Histoire[modifier | modifier le code]

Il repose sur une réaction qui avait été découverte dès 1838 par Frédéric Kuhlmann[1]. Breveté en 1902, ce procédé marque une étape importante dans le développement de l'industrie chimique moderne. Bien qu'antérieur, il est en relation étroite avec le procédé Haber-Bosch qui fournit par un artefact industriel sa matière première, l'ammoniac[2].

Mécanisme[modifier | modifier le code]

Étapes chimiques du procédé Ostwald

L'ammoniac est transformé en acide nitrique en trois étapes gazeuse:

  1. Combustion de l'ammoniac, à hautes températures
    4 NH3 + 5 O2 → 4 NO + 6 H2O
  2. Oxydation du monoxyde d'azote
    4 NO + 2 O2→ 4 NO2
  3. Absorption de l'acide
    4 NO2 + 2 H2O vapeur ou liquide + O2 gaz résiduel → 4HNO3

La récupération technique de l'acide nitrique ultime se faisait par double absorption, acide puis alcaline. En effet, une solution d'acide nitrique étendue d'eau ne permet de récupérer qu'une fraction de HNO3. On pouvait employer au choix un lait de chaux Ca(OH)2 ou une solution d'ammoniaque pour ne pas perdre le restant d'acide nitrique. Mais ces deux absorptions alcalines produisent respectivement du nitrate de calcium et du nitrate d'ammonium.

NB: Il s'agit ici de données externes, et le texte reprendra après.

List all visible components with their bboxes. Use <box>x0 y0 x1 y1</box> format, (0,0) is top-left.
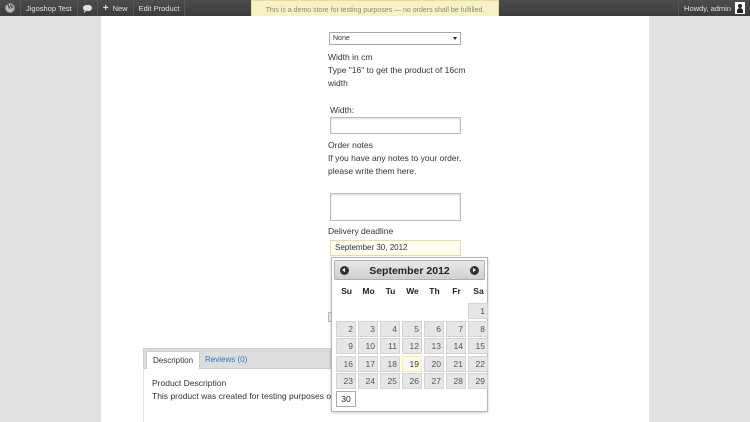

Variétés des modes opératoires[modifier | modifier le code]

Avec les progrès de la physico-chimie des gaz à haute pression et de la catalyse sur platine rhodié au XXe siècle, le procédé Ostwald-Brauer a été encore amélioré.

Il existe différents modes opératoires : les procédés où la pression est constante dans tout le système (les procédés à pression moyenne aux environs de 230-600 kPa et les procédés à haute pression à 700-1 100 kPa) et les procédés à pression séparée avec une pression plus élevée au niveau de l'absorption de l'acide dans l'eau (les installations modernes utilisant ce mode de production travaillent à 400-600 kPa pour les 2 premières étapes et à 900-1 400 kPa pour la dernière).

Notes et références[modifier | modifier le code]

  1. John Graham Smith, Frédéric Kuhlmann Pioneer of platinium as an industrial catalyst, Platinum Metals Review, Volume 32, Issue 2, Avril 1988, Pages 84-90
  2. Dans le domaine des engrais chimiques et surtout des industries d'armement pour poursuivre la Grande Guerre, il permet, conjugué au procédé Haber-Bosch, de se passer des réserves ou importations de nitrate du chili.

Bibliographie[modifier | modifier le code]

  • Paul Pascal, Étude de la synthèse de l'acide nitrique par le procédé OSTWALD, édition Gauthier Villars, Paris, 1920, 67 pages.
  • Jean ROUXEL, article "acide nitrique", Encyclopædia Universalis, 2001 début d'article
  • Dina SURDIN, entrée média "OSTWALD Wilhelm (1853-1932)", Encyclopædia Universalis [1]

Liens externes[modifier | modifier le code]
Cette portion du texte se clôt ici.